화학공학소재연구정보센터
Journal of Chemical and Engineering Data, Vol.60, No.2, 409-417, 2015
Methane Hydrate Bed Formation in a Visual Autoclave: Cold Restart and Reynolds Number Dependence
The formation of methane hydrate beds at the gas-water interface in a high-pressure visual autoclave apparatus, under both continuous cooling/flow and shut-in/restart operating procedures, was studied. Bed formation was identified by an increase in the measured resistance-to-flow of the hydrate slurry, and supported by visual observations.

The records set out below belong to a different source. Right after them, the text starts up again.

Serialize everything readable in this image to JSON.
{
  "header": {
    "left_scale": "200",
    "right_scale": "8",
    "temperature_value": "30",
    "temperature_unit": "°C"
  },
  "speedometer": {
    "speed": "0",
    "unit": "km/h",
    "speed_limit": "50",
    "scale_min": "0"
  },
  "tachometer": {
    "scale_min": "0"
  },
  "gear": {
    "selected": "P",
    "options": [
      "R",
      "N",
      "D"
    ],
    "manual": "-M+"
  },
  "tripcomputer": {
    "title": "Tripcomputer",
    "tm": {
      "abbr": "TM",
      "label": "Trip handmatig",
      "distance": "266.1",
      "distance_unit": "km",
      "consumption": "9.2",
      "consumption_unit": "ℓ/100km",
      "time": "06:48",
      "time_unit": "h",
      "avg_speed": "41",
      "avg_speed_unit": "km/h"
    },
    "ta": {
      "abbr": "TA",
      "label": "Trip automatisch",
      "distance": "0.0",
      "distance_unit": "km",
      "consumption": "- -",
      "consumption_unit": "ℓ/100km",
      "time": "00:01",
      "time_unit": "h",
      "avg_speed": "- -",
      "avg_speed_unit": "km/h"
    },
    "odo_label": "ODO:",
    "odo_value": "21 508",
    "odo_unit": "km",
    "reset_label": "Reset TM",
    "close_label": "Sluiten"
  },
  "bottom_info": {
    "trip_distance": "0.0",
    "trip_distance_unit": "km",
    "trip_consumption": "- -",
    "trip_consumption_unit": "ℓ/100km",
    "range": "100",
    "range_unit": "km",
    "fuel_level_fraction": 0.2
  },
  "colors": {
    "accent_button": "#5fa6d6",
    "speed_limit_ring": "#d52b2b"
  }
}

During continuous cooling/flow experiments, the hydrate volume fraction required to form a moving bed increased from 15 vol % to 40 vol % over a range of initial Reynolds numbers for the stirred cell of 280 to 4500. For shut-in/restart trials, the bed formation point increased from 6.6 vol % to 33 vol % hydrate over an equivalent, stirred cell Reynolds number range of 240 to 3900. No significant differences in the dependence of the bed formation point on shear rate were observed between the constant cooling/flow and shut-in/restart experiments, suggesting both systems evolved along the same pathway to hydrate plug formation. Some differences between the two types of experiments were observed in the dependence of the initial hydrate formation rates on Reynolds number, with shut-in/restart experiments having formation rates up to an order of magnitude larger. More significantly, in both types of experiments the formation rate increased logarithmically with Reynolds number. The dependences of bed formation and growth rate on shear are crucial results for assessing the risk of forming a hydrate plug in mature production systems in which water is the dominant phase. High shear increases hydrate growth rate, but delays the onset of hydrate bed formation, which is the precursor to plugging. By trading-off these competing effects, it may be possible to develop an optimum restart strategy to minimize the risk of hydrate plug formation.